Run, run, run.
Some days, it feels like that’s all you do. Run the kids to school, dash to work, rush with errands, and run yourself ragged before bed. You’re always on the go, always moving, and in the new book “Never Caught” by Erica Armstrong Dunbar, your breath isn’t the only thing to catch.
Twenty-one-year-old Mulatto Betty must’ve breathed a sigh of relief.
When Martha Custis married George Washington, slaves were shuffled as the mistress moved to Mount Vernon; miraculously and notably, Betty moved and was allowed to keep her baby son with her. She was pregnant, too, by a White man with an “indenture agreement” and an eye for opportunity; their eldest daughter was born in mid-1773, and given the unusual name of Ona Maria.

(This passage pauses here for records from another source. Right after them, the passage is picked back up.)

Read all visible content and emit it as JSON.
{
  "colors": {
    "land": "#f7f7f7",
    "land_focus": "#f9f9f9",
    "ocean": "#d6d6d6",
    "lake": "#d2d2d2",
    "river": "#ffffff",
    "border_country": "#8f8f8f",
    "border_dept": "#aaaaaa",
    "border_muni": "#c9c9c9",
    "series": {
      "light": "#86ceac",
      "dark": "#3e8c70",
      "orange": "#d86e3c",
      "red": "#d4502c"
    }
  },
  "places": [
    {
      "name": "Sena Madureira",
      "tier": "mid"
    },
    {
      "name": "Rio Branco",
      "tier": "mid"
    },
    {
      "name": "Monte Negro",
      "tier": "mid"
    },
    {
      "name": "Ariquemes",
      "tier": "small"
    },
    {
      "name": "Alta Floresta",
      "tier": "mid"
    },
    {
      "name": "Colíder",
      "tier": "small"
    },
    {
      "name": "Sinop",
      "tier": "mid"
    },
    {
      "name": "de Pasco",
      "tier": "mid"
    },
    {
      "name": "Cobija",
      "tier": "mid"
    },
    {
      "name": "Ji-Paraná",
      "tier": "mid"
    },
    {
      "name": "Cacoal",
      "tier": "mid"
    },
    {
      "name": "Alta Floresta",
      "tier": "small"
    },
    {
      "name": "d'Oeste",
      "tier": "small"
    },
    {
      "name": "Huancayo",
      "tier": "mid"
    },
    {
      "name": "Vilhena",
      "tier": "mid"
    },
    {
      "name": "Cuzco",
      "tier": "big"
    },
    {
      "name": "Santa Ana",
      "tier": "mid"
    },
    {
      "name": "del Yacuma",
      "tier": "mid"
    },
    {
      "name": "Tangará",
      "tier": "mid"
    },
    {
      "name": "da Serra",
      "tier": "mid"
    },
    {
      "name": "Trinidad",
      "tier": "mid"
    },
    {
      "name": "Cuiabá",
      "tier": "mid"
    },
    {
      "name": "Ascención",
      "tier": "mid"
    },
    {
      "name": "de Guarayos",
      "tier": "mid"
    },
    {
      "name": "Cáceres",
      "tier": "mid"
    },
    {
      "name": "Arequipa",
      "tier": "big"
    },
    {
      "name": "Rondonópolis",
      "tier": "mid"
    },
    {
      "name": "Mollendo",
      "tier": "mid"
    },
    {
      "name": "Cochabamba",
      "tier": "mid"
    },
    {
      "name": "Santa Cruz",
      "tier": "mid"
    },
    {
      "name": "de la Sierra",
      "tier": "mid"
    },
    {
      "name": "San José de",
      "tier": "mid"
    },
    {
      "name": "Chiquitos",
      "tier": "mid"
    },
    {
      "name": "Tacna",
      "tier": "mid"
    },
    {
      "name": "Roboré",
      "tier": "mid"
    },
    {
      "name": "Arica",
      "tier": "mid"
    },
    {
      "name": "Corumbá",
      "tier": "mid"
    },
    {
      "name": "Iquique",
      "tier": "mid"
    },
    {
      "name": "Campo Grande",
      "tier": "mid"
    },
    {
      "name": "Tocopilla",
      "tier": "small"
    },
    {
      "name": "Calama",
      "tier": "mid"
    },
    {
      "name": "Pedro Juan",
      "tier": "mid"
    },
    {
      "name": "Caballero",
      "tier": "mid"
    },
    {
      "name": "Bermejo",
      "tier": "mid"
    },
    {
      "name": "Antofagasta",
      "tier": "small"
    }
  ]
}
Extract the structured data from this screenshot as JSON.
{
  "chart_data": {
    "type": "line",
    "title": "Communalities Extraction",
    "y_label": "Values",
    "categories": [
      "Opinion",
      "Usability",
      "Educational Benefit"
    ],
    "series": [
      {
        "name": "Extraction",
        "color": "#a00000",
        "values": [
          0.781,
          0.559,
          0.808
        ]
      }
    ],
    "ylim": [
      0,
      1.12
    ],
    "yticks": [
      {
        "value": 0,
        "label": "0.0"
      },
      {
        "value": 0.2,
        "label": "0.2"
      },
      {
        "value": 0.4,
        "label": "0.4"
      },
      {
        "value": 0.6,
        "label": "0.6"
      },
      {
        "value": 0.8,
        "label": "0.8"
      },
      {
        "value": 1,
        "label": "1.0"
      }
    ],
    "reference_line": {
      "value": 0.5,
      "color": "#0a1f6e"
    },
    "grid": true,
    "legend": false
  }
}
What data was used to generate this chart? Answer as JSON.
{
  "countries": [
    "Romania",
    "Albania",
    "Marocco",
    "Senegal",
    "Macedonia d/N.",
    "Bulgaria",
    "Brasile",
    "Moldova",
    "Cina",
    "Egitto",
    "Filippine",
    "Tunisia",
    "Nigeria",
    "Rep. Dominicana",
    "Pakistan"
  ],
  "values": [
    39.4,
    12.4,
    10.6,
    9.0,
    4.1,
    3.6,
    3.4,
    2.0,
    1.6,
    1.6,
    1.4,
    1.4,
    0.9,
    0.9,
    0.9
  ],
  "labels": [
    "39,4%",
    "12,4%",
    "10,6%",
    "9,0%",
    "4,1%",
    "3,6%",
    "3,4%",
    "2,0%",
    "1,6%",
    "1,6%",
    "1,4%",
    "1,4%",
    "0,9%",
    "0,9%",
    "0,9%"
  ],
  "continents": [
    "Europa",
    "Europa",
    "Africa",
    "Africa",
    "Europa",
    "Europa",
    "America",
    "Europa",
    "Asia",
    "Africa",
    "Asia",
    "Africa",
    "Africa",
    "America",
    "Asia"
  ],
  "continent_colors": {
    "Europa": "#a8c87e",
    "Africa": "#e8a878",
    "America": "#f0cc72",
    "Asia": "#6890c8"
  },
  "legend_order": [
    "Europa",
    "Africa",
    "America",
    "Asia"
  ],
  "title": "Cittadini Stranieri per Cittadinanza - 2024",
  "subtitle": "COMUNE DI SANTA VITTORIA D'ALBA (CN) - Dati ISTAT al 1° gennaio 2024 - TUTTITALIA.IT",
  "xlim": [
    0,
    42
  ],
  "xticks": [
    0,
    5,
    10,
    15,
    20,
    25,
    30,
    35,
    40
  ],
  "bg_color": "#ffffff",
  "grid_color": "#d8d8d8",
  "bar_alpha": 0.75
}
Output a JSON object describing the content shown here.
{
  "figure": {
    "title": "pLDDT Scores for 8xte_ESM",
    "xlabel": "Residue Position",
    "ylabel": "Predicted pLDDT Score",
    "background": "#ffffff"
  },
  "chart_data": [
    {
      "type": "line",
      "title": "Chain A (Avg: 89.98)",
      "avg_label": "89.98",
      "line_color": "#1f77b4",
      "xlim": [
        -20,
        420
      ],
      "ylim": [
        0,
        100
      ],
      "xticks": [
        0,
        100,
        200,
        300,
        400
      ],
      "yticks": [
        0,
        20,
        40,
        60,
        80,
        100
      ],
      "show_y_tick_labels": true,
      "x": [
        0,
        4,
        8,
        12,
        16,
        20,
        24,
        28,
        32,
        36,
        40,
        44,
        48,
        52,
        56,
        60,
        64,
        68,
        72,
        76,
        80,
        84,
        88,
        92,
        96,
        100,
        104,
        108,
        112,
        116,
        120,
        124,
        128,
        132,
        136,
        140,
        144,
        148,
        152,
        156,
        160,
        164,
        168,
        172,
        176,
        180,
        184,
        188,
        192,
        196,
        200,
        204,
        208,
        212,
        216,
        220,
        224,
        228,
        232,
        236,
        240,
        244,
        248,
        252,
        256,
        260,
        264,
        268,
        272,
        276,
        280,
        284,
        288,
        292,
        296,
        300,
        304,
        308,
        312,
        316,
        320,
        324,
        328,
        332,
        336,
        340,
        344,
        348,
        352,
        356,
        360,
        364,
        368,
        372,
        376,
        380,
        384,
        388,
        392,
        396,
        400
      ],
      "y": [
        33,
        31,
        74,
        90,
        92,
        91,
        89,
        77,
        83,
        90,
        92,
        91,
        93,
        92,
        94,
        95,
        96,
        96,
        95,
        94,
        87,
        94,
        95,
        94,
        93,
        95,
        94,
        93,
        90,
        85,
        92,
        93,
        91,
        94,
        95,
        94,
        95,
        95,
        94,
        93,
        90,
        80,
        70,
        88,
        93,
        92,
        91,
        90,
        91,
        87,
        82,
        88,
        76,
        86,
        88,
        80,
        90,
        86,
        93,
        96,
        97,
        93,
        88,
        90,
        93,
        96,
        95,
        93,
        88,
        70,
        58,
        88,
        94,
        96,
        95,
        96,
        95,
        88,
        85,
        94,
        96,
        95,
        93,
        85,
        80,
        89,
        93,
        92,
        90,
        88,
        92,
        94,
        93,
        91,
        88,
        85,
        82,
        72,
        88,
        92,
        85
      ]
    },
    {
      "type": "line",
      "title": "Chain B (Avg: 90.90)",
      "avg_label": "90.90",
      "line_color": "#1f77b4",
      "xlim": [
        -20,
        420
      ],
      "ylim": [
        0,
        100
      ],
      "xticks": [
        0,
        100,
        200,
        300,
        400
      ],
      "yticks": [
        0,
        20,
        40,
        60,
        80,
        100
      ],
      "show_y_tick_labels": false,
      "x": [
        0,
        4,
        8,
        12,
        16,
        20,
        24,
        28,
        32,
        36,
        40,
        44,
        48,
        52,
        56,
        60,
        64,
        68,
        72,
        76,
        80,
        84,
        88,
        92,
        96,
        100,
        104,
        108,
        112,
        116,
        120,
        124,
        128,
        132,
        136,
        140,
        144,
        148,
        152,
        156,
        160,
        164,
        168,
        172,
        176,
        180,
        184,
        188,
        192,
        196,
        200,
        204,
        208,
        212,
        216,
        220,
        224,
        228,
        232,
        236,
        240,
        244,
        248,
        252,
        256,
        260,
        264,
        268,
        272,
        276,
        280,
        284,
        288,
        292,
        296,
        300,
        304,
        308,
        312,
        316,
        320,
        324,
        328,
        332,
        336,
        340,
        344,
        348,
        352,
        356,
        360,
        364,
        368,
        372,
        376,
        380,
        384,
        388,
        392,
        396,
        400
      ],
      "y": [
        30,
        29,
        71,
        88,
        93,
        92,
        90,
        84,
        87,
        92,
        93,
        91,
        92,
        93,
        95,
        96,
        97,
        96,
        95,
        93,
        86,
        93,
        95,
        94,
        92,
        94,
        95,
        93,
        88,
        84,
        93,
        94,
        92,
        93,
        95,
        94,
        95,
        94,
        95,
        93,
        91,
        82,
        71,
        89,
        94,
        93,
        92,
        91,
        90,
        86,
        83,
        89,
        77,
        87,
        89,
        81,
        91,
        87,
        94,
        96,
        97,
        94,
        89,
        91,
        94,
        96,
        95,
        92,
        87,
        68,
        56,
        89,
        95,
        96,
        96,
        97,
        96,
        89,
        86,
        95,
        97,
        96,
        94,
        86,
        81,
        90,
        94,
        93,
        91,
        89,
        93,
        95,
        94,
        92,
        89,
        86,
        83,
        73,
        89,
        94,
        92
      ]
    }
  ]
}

At age 10, “Oney” Judge was brought inside the Washington household, in service to Martha Washington. There, the illiterate girl learned to care for Martha’s clothing, to bathe the mistress, tend her grandchildren, and soothe anxieties—one of which was that Martha’s husband had been asked to be the nation’s first president, a post that Martha Washington wasn’t keen on—and neither was Judge.
But, of course, Washington did take the position, which meant a household move from Virginia to Manhattan (the site of the first Executive Mansion) for the family and a handful of slaves, including Judge. It’s there, says Dunbar, where Judge most certainly tasted freedom through rare autonomy.
She was undoubtedly unhappy, therefore—but couldn’t speak her mind—when the Executive Mansion was relocated to Philadelphia in 1790.